Nonetheless, the chapters on Du Bellay, Marot, Pierre de Ronsard, and other French poets very effectively demonstrate the growth of the idea of a specifically national language in France on the basis of readings and rewritings of Petrarch. Against the Holy Roman Empire and involved in the conflict between Gallicanism and the power of the papacy, Du Bellay in Kennedy's depiction foregrounds national sentiment in his treatment of the rebirth of the French language and its poetry. Although passages in Du Bellay's Deffence et illustration de la langue française make this reading an evident one, in the poet's Olive, a series of Petrarchan pieces, such an understanding takes some work, which Kennedy carries out. He addresses a relationship that is practically taboo in French studies, that between Du Bellay and Marot, and shows that the former's epitaph to the latter, in which the younger poet reproduces his predecessor's own play on Marot/Maro, ties France to the greatness of Rome in a schema that involves the rise and fall of great civilizations (104–5).

Kennedy's lengthy examination of Sir Philip and Mary Sidney and Mary Wroth (163–232) indicates a finely developed political stance in the work of these poets and theorists: "The concept of nation, state, and liberty inscribed in the Sidneys' work affirms the legitimacy of monarchical power, the effectiveness of an oppositional strategy dominated by the titled nobility, and the [End Page 177] practical agency of the English people as an entity opposed to the powers of Catholic Europe" (164). Petrarchism has here become the occasion for an elaborate theory of the state and its relation to the various sectors of the population. Commenting on what has of course been the largest legacy of Petrarchism, poetic discourses on love, Kennedy remarks on Philip Sidney's Astrophil and Stella and Wroth's Pamphilia and Amphilanthus: "A striking feature of these sonnets is that their amatory entanglements reflect historical tensions and cultural conflicts in the emerging national sentiment, even though their literary pedigree is predominantly foreign, issuing from the Continental matrix of Italy, France, and Spain, and the papacy that Protestant England sought to define itself against.
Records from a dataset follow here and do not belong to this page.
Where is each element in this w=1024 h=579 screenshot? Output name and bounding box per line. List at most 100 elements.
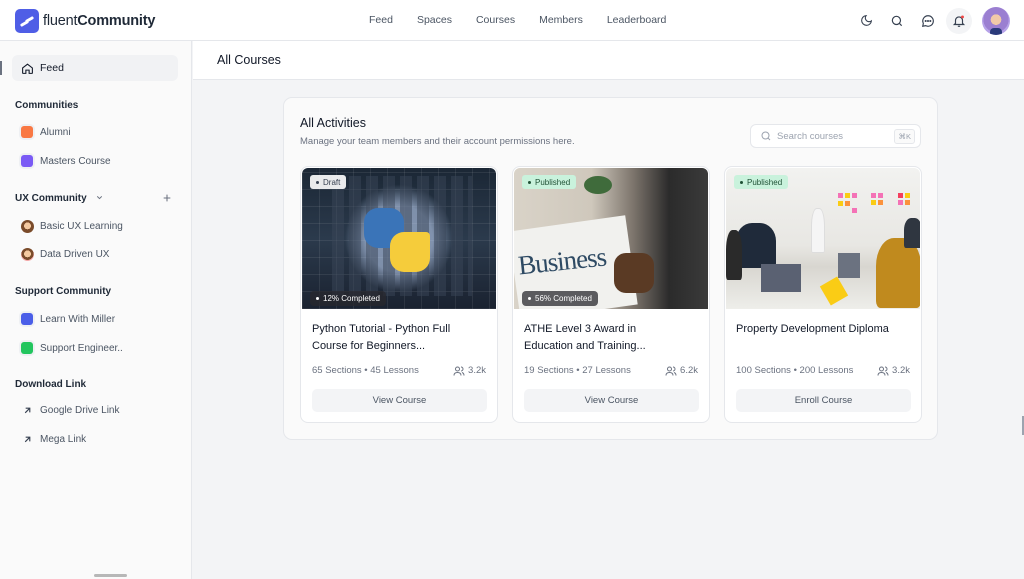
chat-icon bbox=[922, 14, 934, 27]
course-card[interactable]: Draft 12% Completed Python Tutorial - Py… bbox=[300, 166, 498, 423]
nav-leaderboard[interactable]: Leaderboard bbox=[607, 14, 667, 26]
sidebar-item-feed[interactable]: Feed bbox=[12, 55, 178, 81]
course-meta: 65 Sections • 45 Lessons bbox=[312, 365, 419, 376]
course-search[interactable]: ⌘K bbox=[750, 124, 921, 148]
home-icon bbox=[22, 62, 33, 74]
keyboard-shortcut-hint: ⌘K bbox=[894, 129, 915, 144]
page-title: All Courses bbox=[217, 53, 281, 67]
view-course-button[interactable]: View Course bbox=[312, 389, 487, 412]
sticky-note bbox=[871, 193, 876, 198]
sticky-note bbox=[845, 201, 850, 206]
status-badge: Published bbox=[522, 175, 577, 189]
sidebar-item-label: Support Engineer.. bbox=[40, 342, 123, 354]
space-color-icon bbox=[21, 126, 33, 138]
users-icon bbox=[453, 366, 465, 376]
person-shape bbox=[811, 208, 825, 253]
course-title[interactable]: Property Development Diploma bbox=[736, 321, 914, 338]
sidebar-scroll-handle[interactable] bbox=[94, 574, 127, 577]
course-title-line: Python Tutorial - Python Full bbox=[312, 323, 451, 335]
external-link-icon bbox=[24, 436, 31, 443]
dark-mode-toggle[interactable] bbox=[853, 8, 879, 34]
sidebar-item-label: Learn With Miller bbox=[40, 313, 116, 325]
space-color-icon bbox=[21, 155, 33, 167]
panel-subtitle: Manage your team members and their accou… bbox=[300, 136, 575, 147]
enroll-course-button[interactable]: Enroll Course bbox=[736, 389, 911, 412]
sticky-note bbox=[838, 193, 843, 198]
sticky-note bbox=[838, 201, 843, 206]
sidebar-item-label: Basic UX Learning bbox=[40, 221, 123, 232]
members-count-value: 3.2k bbox=[468, 365, 486, 376]
search-input[interactable] bbox=[777, 130, 887, 142]
sidebar-item-learn-with-miller[interactable]: Learn With Miller bbox=[21, 313, 115, 325]
nav-courses[interactable]: Courses bbox=[476, 14, 515, 26]
section-download-link: Download Link bbox=[15, 379, 87, 390]
sidebar-item-alumni[interactable]: Alumni bbox=[21, 126, 71, 138]
sticky-note bbox=[898, 193, 903, 198]
chevron-down-icon[interactable] bbox=[95, 193, 104, 204]
sticky-note bbox=[878, 193, 883, 198]
laptop-shape bbox=[761, 264, 801, 292]
space-emoji-icon bbox=[21, 248, 34, 261]
users-icon bbox=[665, 366, 677, 376]
view-course-button[interactable]: View Course bbox=[524, 389, 699, 412]
messages-button[interactable] bbox=[915, 8, 941, 34]
nav-members[interactable]: Members bbox=[539, 14, 583, 26]
course-meta: 19 Sections • 27 Lessons bbox=[524, 365, 631, 376]
brand-logo[interactable]: fluentCommunity bbox=[15, 9, 155, 33]
sticky-note bbox=[871, 200, 876, 205]
sidebar-item-support-engineer[interactable]: Support Engineer.. bbox=[21, 342, 123, 354]
sticky-note bbox=[905, 200, 910, 205]
sticky-note bbox=[898, 200, 903, 205]
course-title[interactable]: Python Tutorial - Python Full Course for… bbox=[312, 321, 490, 355]
main-nav: Feed Spaces Courses Members Leaderboard bbox=[369, 14, 690, 26]
course-card[interactable]: Business Published 56% Completed ATHE Le… bbox=[512, 166, 710, 423]
courses-panel: All Activities Manage your team members … bbox=[283, 97, 938, 440]
space-emoji-icon bbox=[21, 220, 34, 233]
course-title-line: Course for Beginners... bbox=[312, 340, 426, 352]
section-support-community: Support Community bbox=[15, 286, 112, 297]
sidebar-item-label: Masters Course bbox=[40, 155, 111, 167]
sticky-note bbox=[878, 200, 883, 205]
active-indicator bbox=[0, 61, 2, 75]
nav-spaces[interactable]: Spaces bbox=[417, 14, 452, 26]
sidebar-item-basic-ux-learning[interactable]: Basic UX Learning bbox=[21, 220, 123, 233]
top-actions bbox=[848, 0, 1024, 41]
sticky-note bbox=[852, 208, 857, 213]
members-count-value: 6.2k bbox=[680, 365, 698, 376]
nav-feed[interactable]: Feed bbox=[369, 14, 393, 26]
sidebar-item-data-driven-ux[interactable]: Data Driven UX bbox=[21, 248, 109, 261]
search-button[interactable] bbox=[884, 8, 910, 34]
person-shape bbox=[876, 238, 920, 308]
course-card[interactable]: Published Property Development Diploma 1… bbox=[724, 166, 922, 423]
user-avatar[interactable] bbox=[982, 6, 1010, 35]
sidebar-item-masters-course[interactable]: Masters Course bbox=[21, 155, 111, 167]
sidebar-link-mega[interactable]: Mega Link bbox=[21, 434, 86, 445]
space-color-icon bbox=[21, 313, 33, 325]
section-communities: Communities bbox=[15, 100, 79, 111]
plus-icon bbox=[163, 194, 171, 202]
sticky-note bbox=[852, 193, 857, 198]
course-title[interactable]: ATHE Level 3 Award in Education and Trai… bbox=[524, 321, 702, 355]
external-link-icon bbox=[24, 407, 31, 414]
person-shape bbox=[904, 218, 920, 248]
course-title-line: ATHE Level 3 Award in bbox=[524, 323, 637, 335]
sticky-note bbox=[845, 193, 850, 198]
sticky-note bbox=[905, 193, 910, 198]
plant-decoration bbox=[584, 176, 612, 194]
bell-icon bbox=[952, 14, 966, 27]
search-icon bbox=[761, 131, 771, 141]
top-bar: fluentCommunity Feed Spaces Courses Memb… bbox=[0, 0, 1024, 41]
users-icon bbox=[877, 366, 889, 376]
notifications-button[interactable] bbox=[946, 7, 972, 34]
progress-badge: 56% Completed bbox=[522, 291, 598, 306]
sidebar-item-label: Mega Link bbox=[40, 434, 87, 445]
sidebar-link-google-drive[interactable]: Google Drive Link bbox=[21, 405, 119, 416]
add-space-button[interactable] bbox=[162, 191, 172, 206]
members-count-value: 3.2k bbox=[892, 365, 910, 376]
course-thumbnail: Draft 12% Completed bbox=[302, 168, 496, 309]
panel-title: All Activities bbox=[300, 116, 366, 130]
course-title-line: Education and Training... bbox=[524, 340, 646, 352]
course-thumbnail: Published bbox=[726, 168, 920, 309]
moon-icon bbox=[860, 14, 872, 26]
section-ux-community[interactable]: UX Community bbox=[15, 193, 104, 204]
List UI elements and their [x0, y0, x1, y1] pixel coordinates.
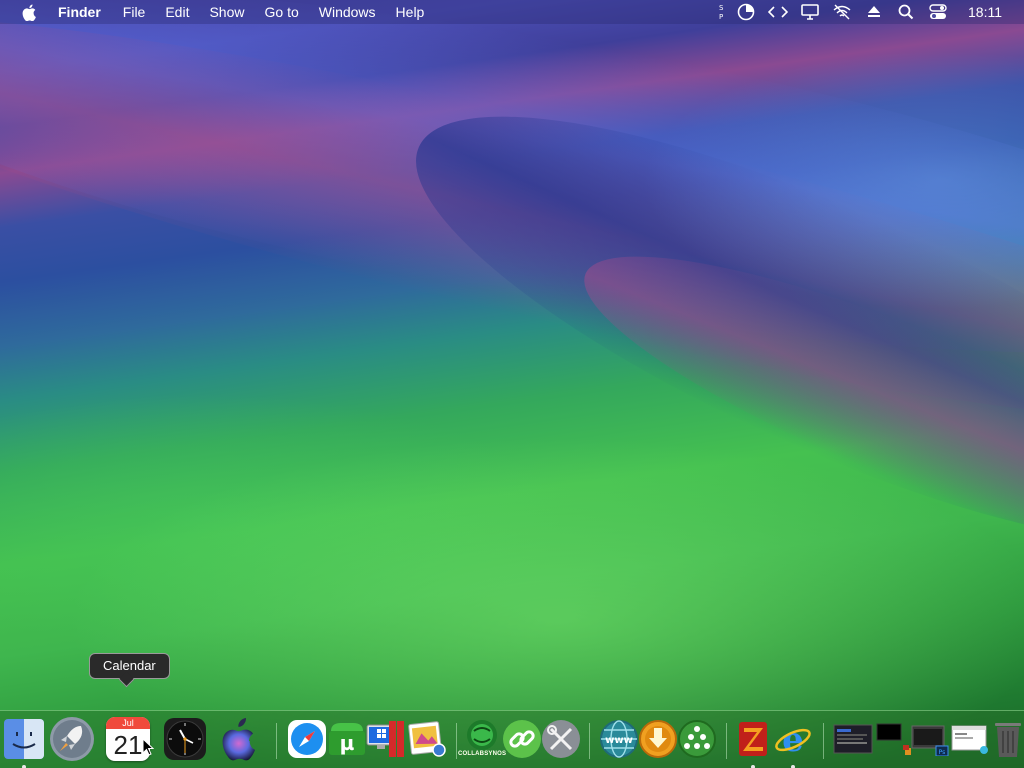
window-thumbnail-icon [876, 723, 911, 755]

The contrast is odd" (165). Again, Kennedy's sensitivity to history and its disciplinary specificity adds a too seldom seen and highly valuable dimension to close textual readings.

Kennedy finishes with commentaries on Sidney's Defence of Poetry and Astrophil and Stella, and Mary Wroth's work. This reader would have liked to have seen some pages on the Petrarchan poetry of Edmund Spenser, as Kennedy specifically credits its origins to Petrarch, Marot, and Du Bellay, and in it one sees the convergence of a number of important "sites" of Petrarchism. But to request that is to expect still more from an already highly rewarding book. A landmark contribution to early modern comparative studies; the relationship of history and literature; and Italian, French, and English literary studies, The Site of Petrarchism should be indispensable reading for everyone with an interest in just one of these areas.